I was reminded of the dish a couple of weeks ago when Bandolero was doing demos at the Dupont farmer's market so I picked up some fresh tomatillos and got to work! After taking off the outer husk, I removed the core and then used my food processor to buzz them all up. I strained the pulverized tomatillos through a sieve and then used a stick blender to add avocado, sour cream, lime juice, and garlic.

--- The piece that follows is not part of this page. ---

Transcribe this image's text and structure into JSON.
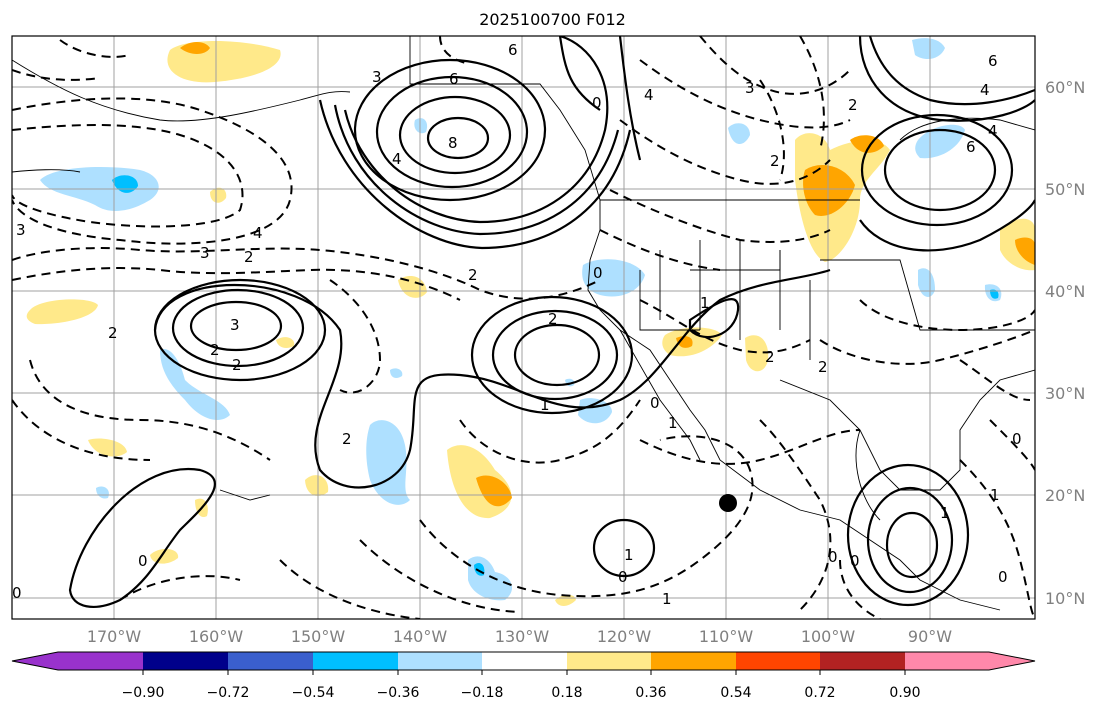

Topped with teeny pieces of watermelon and orange supremes, it was a beautiful and healthy dinner without the trek to M street!

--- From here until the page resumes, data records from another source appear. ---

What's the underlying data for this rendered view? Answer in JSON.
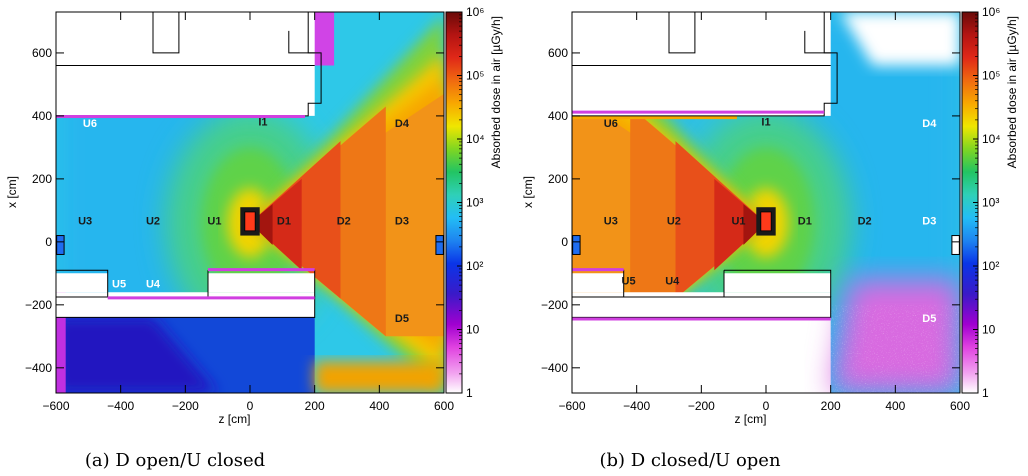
{
  "chart_data": [
    {
      "type": "heatmap",
      "caption": "(a) D open/U closed",
      "xlabel": "z [cm]",
      "ylabel": "x [cm]",
      "xlim": [
        -600,
        600
      ],
      "ylim": [
        -480,
        730
      ],
      "xticks": [
        -600,
        -400,
        -200,
        0,
        200,
        400,
        600
      ],
      "yticks": [
        -400,
        -200,
        0,
        200,
        400,
        600
      ],
      "colorbar": {
        "label": "Absorbed dose in air [µGy/h]",
        "scale": "log",
        "range": [
          1,
          1000000
        ],
        "tick_labels": [
          "1",
          "10",
          "10²",
          "10³",
          "10⁴",
          "10⁵",
          "10⁶"
        ]
      },
      "open_side": "D",
      "regions": [
        {
          "label": "U6",
          "z": -495,
          "x": 365,
          "color": "#ffffff"
        },
        {
          "label": "I1",
          "z": 40,
          "x": 370,
          "color": "#1a1a1a"
        },
        {
          "label": "D4",
          "z": 470,
          "x": 365,
          "color": "#1a1a1a"
        },
        {
          "label": "U3",
          "z": -510,
          "x": 55,
          "color": "#1a1a1a"
        },
        {
          "label": "U2",
          "z": -300,
          "x": 55,
          "color": "#1a1a1a"
        },
        {
          "label": "U1",
          "z": -110,
          "x": 55,
          "color": "#1a1a1a"
        },
        {
          "label": "D1",
          "z": 105,
          "x": 55,
          "color": "#1a1a1a"
        },
        {
          "label": "D2",
          "z": 290,
          "x": 55,
          "color": "#1a1a1a"
        },
        {
          "label": "D3",
          "z": 470,
          "x": 55,
          "color": "#1a1a1a"
        },
        {
          "label": "U5",
          "z": -405,
          "x": -145,
          "color": "#ffffff"
        },
        {
          "label": "U4",
          "z": -300,
          "x": -145,
          "color": "#ffffff"
        },
        {
          "label": "D5",
          "z": 470,
          "x": -255,
          "color": "#1a1a1a"
        }
      ]
    },
    {
      "type": "heatmap",
      "caption": "(b) D closed/U open",
      "xlabel": "z [cm]",
      "ylabel": "x [cm]",
      "xlim": [
        -600,
        600
      ],
      "ylim": [
        -480,
        730
      ],
      "xticks": [
        -600,
        -400,
        -200,
        0,
        200,
        400,
        600
      ],
      "yticks": [
        -400,
        -200,
        0,
        200,
        400,
        600
      ],
      "colorbar": {
        "label": "Absorbed dose in air [µGy/h]",
        "scale": "log",
        "range": [
          1,
          1000000
        ],
        "tick_labels": [
          "1",
          "10",
          "10²",
          "10³",
          "10⁴",
          "10⁵",
          "10⁶"
        ]
      },
      "open_side": "U",
      "regions": [
        {
          "label": "U6",
          "z": -480,
          "x": 365,
          "color": "#1a1a1a"
        },
        {
          "label": "I1",
          "z": 0,
          "x": 370,
          "color": "#1a1a1a"
        },
        {
          "label": "D4",
          "z": 505,
          "x": 365,
          "color": "#ffffff"
        },
        {
          "label": "U3",
          "z": -480,
          "x": 55,
          "color": "#1a1a1a"
        },
        {
          "label": "U2",
          "z": -285,
          "x": 55,
          "color": "#1a1a1a"
        },
        {
          "label": "U1",
          "z": -85,
          "x": 55,
          "color": "#1a1a1a"
        },
        {
          "label": "D1",
          "z": 120,
          "x": 55,
          "color": "#1a1a1a"
        },
        {
          "label": "D2",
          "z": 305,
          "x": 55,
          "color": "#1a1a1a"
        },
        {
          "label": "D3",
          "z": 505,
          "x": 55,
          "color": "#ffffff"
        },
        {
          "label": "U5",
          "z": -425,
          "x": -135,
          "color": "#1a1a1a"
        },
        {
          "label": "U4",
          "z": -290,
          "x": -135,
          "color": "#1a1a1a"
        },
        {
          "label": "D5",
          "z": 505,
          "x": -255,
          "color": "#ffffff"
        }
      ]
    }
  ]
}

Girls night is headed to dim sum soon, expect barbecue pork buns to follow that one!
Avocado and Tomatillo Soup
8-10 tomatillos, husks and cores removed
1 avocado, mashed
1 lime, zest and juice
1/4 cup sour cream
1/4 - 1/2 cup chicken stock
1/2 teaspoon agave nectar
1 tablespoon roasted garlic (or 1 small clove regular garlic, minced very finely)
salt and pepper to taste
For garnish: finely cubed watermelon, finely cubed orange supremes (segments)
Begin by buzzing up the cleaned up tomatillos in a food processor or blender until there are almost no chunks. Like super fine, guys. Pour the buzzed up tomatillos into a sieve over a bowl to get just the juice.

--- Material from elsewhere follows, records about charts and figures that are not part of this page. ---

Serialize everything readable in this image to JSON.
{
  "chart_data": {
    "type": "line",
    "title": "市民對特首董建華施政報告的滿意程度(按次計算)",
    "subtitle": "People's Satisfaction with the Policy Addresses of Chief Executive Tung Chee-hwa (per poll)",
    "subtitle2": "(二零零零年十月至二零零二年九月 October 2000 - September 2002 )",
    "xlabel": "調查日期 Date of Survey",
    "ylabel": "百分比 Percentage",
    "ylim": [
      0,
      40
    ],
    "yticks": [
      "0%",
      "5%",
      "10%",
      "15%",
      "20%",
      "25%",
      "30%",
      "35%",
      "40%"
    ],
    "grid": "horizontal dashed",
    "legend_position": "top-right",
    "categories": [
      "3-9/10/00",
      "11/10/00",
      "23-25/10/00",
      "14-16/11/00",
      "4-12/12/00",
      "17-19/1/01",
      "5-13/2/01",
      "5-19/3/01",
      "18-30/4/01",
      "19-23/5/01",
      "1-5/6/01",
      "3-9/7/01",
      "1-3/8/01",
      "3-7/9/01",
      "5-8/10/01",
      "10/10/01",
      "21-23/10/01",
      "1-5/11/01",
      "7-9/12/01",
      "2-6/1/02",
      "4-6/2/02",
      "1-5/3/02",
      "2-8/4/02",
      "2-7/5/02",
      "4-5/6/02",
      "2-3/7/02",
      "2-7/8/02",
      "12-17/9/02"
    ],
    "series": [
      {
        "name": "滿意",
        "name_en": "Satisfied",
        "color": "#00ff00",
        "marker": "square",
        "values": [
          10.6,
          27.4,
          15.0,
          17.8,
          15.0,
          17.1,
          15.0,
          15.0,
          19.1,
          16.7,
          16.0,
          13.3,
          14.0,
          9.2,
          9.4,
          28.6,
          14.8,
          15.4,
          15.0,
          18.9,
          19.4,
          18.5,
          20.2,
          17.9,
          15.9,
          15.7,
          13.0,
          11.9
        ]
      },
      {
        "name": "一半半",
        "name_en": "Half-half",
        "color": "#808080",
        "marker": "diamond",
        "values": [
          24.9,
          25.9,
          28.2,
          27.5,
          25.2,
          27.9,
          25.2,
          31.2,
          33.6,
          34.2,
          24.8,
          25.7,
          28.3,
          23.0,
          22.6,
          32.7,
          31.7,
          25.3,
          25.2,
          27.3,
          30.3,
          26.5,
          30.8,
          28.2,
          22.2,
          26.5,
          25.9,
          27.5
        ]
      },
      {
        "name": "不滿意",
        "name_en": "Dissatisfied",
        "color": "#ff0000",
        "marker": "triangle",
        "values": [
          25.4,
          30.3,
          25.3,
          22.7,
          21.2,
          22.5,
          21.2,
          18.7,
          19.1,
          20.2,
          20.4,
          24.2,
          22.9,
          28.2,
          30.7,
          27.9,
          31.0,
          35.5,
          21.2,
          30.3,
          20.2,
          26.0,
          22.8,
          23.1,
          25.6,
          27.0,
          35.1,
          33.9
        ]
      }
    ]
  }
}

Add the mashed avocado, lime zest and juice, and sour cream to the tomatillo juice and buzz up with an immersion blender or real blender (not food processor, too much liquid!). Add the chicken stock a little at a time, until you have your desired consistency.
Add the agave nectar, garlic, and season with salt and pepper to taste. If you want it to be more acidic, add a little more lime juice; sweeter, more agave nectar.
Garnish with finely cubed watermelon and orange supremes. To make a supreme: cut the top and bottom off the orange, slice off the outer peel and pith, and then slice into the orange to cut out each segment.